“He’s right.” she said. “You need to rest.” He moved to the board one more time. THANKYOU FORCOMINGIN She read it. Something moved across her face that she didn’t quite manage to contain and he was glad it had surfaced because it was real in a way that almost nothing in this room had been real for 18 days. “I told you.” she said quietly.
“You don’t have to do this alone.” She stayed 20 minutes sitting in the chair with her coat still on, not talking, not reading, just present. It was the most valuable 20 minutes Jack Carter had spent in years. At 6:15 a.m. Catherine made the wrong choice. Jack heard it happen through the door. She and Preston voices, not quiet enough.
The specific carelessness of people who have been awake too long and are running out of room to maneuver. “We take the primary and cut Garrett loose.” Catherine said. “If we cut Garrett, he talks.” Preston said. “Let him talk.” “His exposure is greater. He moves the money, he’s the principal.” Flat, fast, decided. “The board votes are already lined up.
If we push the succession protocol through before Andrews gets an injunction, the equity transfers regardless of what Garrett says afterward.” A pause and then the words that locked everything in place for Jack. “The only thing that stops us now is Jack waking up.” Preston said something too low to catch. “He’s not going to wake up, Catherine said, not cruel, indifferent.
He was not a person to her. He was a condition to be managed. Jack breathed through the anger that rose in him, let it sharpen into something colder and more useful, and got back to work. Lucas came at 9:00. He came in with the energy of a man who had been awake all night arriving at decisions, and he pulled the chair directly to the bedside close.
No performance for any invisible audience. “I talked to Reed Andrews last night,” he said. He let that sit there. “I know how it sounds. I know what it looks like.” He rubbed his hands together, a gesture Jack recognized from childhood, from the boy Lucas had been before ambition had sanded away the recognizable parts.

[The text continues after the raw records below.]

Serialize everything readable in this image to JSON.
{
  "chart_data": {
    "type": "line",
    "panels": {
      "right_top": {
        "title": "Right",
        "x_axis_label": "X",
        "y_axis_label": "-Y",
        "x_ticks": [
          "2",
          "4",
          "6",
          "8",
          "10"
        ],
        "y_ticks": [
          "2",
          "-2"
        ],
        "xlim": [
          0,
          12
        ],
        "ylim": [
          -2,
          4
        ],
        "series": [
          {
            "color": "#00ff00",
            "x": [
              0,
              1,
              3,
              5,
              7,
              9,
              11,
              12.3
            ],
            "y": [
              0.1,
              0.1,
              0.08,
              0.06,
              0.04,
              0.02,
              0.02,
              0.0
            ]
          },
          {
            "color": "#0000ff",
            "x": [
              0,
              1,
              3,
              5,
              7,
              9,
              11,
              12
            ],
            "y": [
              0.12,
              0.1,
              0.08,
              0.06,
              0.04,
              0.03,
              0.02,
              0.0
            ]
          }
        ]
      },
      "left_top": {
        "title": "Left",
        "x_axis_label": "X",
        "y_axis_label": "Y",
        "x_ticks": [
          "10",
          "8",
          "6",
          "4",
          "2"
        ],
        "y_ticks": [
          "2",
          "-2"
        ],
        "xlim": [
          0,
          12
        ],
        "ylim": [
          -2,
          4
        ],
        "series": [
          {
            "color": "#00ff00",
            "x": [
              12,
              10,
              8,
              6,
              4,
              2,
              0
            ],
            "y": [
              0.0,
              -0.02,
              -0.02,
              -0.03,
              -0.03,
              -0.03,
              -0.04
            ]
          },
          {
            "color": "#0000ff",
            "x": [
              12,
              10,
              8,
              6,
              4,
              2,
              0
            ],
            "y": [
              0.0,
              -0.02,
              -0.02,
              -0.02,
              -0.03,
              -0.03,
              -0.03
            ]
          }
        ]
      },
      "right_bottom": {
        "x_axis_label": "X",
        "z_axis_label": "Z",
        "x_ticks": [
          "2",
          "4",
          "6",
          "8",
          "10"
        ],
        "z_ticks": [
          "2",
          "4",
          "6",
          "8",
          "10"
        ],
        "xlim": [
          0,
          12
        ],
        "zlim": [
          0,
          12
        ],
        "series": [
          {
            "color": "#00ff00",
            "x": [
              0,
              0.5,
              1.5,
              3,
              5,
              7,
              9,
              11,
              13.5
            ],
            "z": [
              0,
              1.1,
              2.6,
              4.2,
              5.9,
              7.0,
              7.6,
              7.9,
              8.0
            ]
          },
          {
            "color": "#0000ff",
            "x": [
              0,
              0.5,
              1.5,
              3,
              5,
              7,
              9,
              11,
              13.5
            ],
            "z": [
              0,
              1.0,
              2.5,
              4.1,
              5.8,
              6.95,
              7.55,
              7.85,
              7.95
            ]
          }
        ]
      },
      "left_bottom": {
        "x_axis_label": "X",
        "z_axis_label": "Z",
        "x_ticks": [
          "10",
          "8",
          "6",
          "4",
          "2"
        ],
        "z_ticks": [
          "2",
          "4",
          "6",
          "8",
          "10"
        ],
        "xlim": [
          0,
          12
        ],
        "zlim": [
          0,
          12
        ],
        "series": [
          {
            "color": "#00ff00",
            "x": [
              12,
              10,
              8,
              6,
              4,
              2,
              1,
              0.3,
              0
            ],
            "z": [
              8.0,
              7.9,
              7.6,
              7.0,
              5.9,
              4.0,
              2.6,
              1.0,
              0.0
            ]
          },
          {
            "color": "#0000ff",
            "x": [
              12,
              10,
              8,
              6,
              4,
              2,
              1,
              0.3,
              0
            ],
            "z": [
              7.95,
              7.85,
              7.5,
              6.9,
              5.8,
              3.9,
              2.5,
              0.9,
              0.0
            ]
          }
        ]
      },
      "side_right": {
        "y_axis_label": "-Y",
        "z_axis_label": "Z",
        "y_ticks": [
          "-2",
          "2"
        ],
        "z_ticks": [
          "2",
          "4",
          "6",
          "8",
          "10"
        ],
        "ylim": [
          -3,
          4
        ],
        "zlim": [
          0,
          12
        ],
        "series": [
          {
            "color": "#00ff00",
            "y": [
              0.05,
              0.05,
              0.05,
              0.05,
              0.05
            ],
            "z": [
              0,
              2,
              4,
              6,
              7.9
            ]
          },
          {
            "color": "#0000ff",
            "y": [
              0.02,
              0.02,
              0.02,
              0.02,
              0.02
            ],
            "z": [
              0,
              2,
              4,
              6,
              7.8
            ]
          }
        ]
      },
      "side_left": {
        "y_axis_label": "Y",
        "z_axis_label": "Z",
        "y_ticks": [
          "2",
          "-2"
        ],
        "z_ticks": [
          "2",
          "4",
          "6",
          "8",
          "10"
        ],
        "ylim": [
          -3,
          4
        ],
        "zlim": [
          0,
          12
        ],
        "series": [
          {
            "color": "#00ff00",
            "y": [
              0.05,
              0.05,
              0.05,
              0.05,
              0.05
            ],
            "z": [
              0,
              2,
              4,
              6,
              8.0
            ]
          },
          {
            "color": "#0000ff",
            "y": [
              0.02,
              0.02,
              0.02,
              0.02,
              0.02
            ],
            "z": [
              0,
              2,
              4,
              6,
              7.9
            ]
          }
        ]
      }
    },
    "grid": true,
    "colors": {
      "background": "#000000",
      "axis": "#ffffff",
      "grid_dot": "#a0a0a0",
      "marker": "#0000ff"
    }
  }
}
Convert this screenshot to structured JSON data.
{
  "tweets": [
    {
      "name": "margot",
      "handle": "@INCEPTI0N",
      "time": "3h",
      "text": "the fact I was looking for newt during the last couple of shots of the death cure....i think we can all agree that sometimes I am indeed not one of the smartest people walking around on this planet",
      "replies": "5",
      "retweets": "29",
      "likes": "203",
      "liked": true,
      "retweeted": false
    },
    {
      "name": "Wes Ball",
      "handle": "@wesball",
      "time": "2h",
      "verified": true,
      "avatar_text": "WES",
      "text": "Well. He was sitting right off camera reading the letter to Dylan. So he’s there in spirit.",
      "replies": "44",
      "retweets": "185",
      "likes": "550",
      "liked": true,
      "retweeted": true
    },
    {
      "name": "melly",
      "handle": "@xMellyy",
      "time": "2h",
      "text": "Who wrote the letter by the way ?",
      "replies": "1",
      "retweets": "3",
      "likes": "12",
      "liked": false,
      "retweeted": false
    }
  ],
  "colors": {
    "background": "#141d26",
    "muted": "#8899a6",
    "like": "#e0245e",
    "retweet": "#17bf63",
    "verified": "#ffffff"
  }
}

“Reed said Jack would want to know that everyone still has a choice, which is the most Jack thing I’ve ever heard. So, I’m operating on the assumption that you can hear me.” He looked at Jack’s face directly, long and honest. “Catherine had Marcus’s brake line cut,” Lucas said. The room went absolutely still.
“I found out last night Preston’s associate, 26 years old, apparently still has a conscience, called Reed.” Lucas’s jaw worked. “I didn’t know. I would never Marcus had three kids, Jack. Three kids.” His voice cracked on the last word, and he didn’t try to recover it. “I’m going to the board with everything I have. The Meridian emails, all of them.
Reed is filing for an emergency injunction on Thursday’s meeting.” He stood. “Bernard Holt is cooperating fully. Turns out the standing instructions Catherine claimed you gave him were partially fabricated. He figured it out when Reed’s neurologist report landed on his desk this morning.” He moved toward the door, stopped.
“I wasted 30 years, Jack,” he said. “I’m not wasting what’s left cleaning up someone else’s disaster.” A pause. “Get better. I mean that.” He left. At noon Lily arrived. She running on two hours of sleep and professional determination, and when she leaned in during her check, she said quietly, “Reed says the injunction was filed at 10:00 a.m. Judge Chen is reviewing.
Ruling expected by 4:00.” She straightened. “He also said, and I’m quoting him directly, ‘Tell Jack that if he’s ever planning on waking up, now would be a good time.'” Jack moved to the board. T E L L H I M I K N O W. Lilly related, “Listen to Reed’s response.” The corner of her mouth did something that in a different context might have been a smile.
“He says he figured.” At 2:15 p.m., Katherine came back. This time, Preston was behind her, and behind Preston, a man Jack didn’t immediately recognize, gray-suited, leather document case, the studied neutrality of a professional witness. A notary. She had brought the notary again. Katherine sat.
Preston stood at the foot. The notary positioned himself near the door. “Jack.” She used the soft voice, the one that had worked on him for two years because he had wanted it to work because loneliness is the most exploitable human condition, and he had been lonelier than anyone around him had known. “I need you to hear me.
Whatever happens next, everything I’ve done has been to protect what you built.” A pause. “The lawyers need one thing, a handprint. The medical proxy statute allows reflexive hand movement as legal assent given your condition.” Preston placed a document against Jack’s right hand. “One touch,” Katherine said. “That’s all.” Jack stared at the ceiling.
He understood the mechanism precisely. A legal gray area, a professional witness, a document designed to capture any hand movement and interpret it as consent. Katherine had found a way to extract his signature from an unconscious man. She was 3 ft from winning. She had spent 18 days building toward this moment, and Jack Carter had spent 18 days building toward this one, too.
He turned his head, the first voluntary, unmistakable movement he had made in 18 days. It cost him everything stored up in his body, every nerve signal. He’d been training and testing every ounce of concentration he’d hoarded. His neck muscles screamed. His vision went white at the edges.